Post

M-1グランプリ2024

過去一と言っても差し支えないような内容でM-1グランプリ2024が終わって、ビールにハイボールを飲み切った俺は、半分吐きそうになるまで飲んで眠った。高比良くるまの言ってること「連覇したら盛り上がる」の真意が分からず、基本的に2023年よりもレベルの下がった令和ロマンに誰も勝てずに連覇なんてことがあったら白けるどころかM-1終わりだろ、とか思っていたのだが、蓋を開けてみたら「去年よりも凄いパフォーマンス」で連覇するという結果で大盛り上がり。こんなん「言うは易し」ですから、実際にやり遂げたのが凄すぎる。一本目の名字ネタは「しゃべくり漫才の完成系」と言っても良いぐらいの達成だったし、二本目の時代劇はニンまで乗ってしまった。完全に、俺の、負けです。2024年12月22日は、高比良くるまの時代が始まった日として記憶しておいても良いと思う。素晴らしかった。
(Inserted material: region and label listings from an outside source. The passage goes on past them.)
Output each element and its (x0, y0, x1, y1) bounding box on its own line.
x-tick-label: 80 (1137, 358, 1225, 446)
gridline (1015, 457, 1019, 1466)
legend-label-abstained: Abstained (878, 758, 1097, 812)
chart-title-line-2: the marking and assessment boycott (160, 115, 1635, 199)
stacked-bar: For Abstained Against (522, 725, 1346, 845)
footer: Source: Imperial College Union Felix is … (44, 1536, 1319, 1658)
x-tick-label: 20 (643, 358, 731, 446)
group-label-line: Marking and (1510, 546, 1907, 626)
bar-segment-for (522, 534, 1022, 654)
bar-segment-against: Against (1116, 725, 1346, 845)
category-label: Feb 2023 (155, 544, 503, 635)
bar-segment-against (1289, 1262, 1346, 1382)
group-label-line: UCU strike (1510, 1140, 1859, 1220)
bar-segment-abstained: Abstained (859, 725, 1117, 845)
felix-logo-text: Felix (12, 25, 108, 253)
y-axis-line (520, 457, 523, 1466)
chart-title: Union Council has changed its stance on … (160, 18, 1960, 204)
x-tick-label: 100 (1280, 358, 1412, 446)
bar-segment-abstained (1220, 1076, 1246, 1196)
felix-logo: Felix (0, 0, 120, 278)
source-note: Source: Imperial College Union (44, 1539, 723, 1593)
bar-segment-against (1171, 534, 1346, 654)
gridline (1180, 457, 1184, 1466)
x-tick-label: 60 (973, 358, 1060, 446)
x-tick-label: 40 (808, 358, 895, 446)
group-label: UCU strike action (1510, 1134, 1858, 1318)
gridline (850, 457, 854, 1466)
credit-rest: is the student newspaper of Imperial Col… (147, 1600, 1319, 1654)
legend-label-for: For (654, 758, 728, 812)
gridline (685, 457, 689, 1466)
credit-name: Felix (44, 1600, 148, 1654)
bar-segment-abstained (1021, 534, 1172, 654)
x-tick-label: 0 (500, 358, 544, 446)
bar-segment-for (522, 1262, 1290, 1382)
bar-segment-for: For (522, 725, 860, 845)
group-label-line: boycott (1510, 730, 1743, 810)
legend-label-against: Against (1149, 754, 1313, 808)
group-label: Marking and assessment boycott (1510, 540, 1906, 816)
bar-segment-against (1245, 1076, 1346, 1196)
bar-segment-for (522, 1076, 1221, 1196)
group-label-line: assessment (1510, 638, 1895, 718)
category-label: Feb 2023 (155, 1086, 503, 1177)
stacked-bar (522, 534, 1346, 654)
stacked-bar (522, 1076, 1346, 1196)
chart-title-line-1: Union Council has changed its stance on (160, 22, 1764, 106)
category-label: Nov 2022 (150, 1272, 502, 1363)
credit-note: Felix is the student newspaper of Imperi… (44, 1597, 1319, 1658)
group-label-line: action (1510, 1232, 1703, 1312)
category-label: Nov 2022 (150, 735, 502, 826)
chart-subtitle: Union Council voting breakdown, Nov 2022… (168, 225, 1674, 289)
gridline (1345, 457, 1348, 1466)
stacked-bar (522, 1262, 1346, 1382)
というのも、この日は同時に、松本人志の時代の終わりの日だったとも思うので(Not松本人志終わりの日。念の為書いておくと、俺は松ちゃんは未だに凄い能力者だし、可能なら復帰して欲しいと思ってます)。今年のM-1は、令和ロマンが連覇したり、松本人志が審査員として復帰したら、しらけちゃうなーとか思っていたんですが、前者は俺の負け、後者は本当に新しい審査員が素晴らしすぎて何の違和感もなかった。M-1前からオードリーファンだった俺としては、若林くんが審査員として登場した時、ちょっと泣きそうになってた。

「令和ロマン連覇」の傍ら、バッテリィズがバカウケして売れるの確定してたり、エバースが過去ネタを完璧に披露して全国放送自己紹介したり、とにかくみんなしっかりハネてよかった(ママタルトはいつも面白いから大丈夫)。何より、字義通り「天才」なのは真空ジェシカ・川北なのだ、ということも再確認できた。一本目は過去ネタでカッチリ決めた後の二本目「ピアノが膨張していくアンジェラ・アキという化け物」の漫才コントは、ある一つの物語として完成させるにはあまりにハードルが高い、表現力と技術がないと持て余してしまう種類の素材。結果として現出した新しいスタイル、というものが、僕らに突きつけてくるものは大きい。穿った見方をすれば、「ただ笑って見てればいいんだよ」というお笑い業界の姿勢に対して反旗を翻して、視聴者に多大な圧をかけているのだ、川北は。歓迎すべき姿勢だと思う。

M-1に先駆けて「お笑い業界の批評フォビア」について、考えを深めたいと思っていたので、くるまの『漫才過剰考察』、NON STYLE石田『答え合わせ』を読んだ。それぞれとても面白いんだけど、やはりどちらも「批評」としての体裁ではなく、技術書と結局業界裏話みたいなところに落ち着いてしまうきらいがある。ユリイカ『お笑いと批評』も、芸人のページは今のところそんな感じ(鈴木ジェロニモのエッセイはほぼ散文詩でそれはそれで面白かったけど)なんだけど、美学者の鈴木亘さんの文章がまさに読みたかった「お笑い批評」であって、ああやっぱこういうアプローチはありじゃないか、と思った。俺はやらないので、こういう批評家がドンドンでてきてくれたらいいのになあ。鈴木亘さんのお笑い評論はNoteでも読めるのでぜひ。


敗者復活戦は、「決勝には届かなかった人たち」の戦いとして、すごく納得のいく内容だった(観客票は常に納得いかなかったけど)。5本に1本ぐらいの確率でとんでもなく良いネタを持ってくるダンビラムーチョ。去年の勝負ネタ「キャバクラ」で完璧なパフォーマンスだったスタミナパン。全盛期のあの感じが戻ってきてるオズワルド。松ちゃんの気持ちが乗ってたひつじねいり、辺りが好きでした。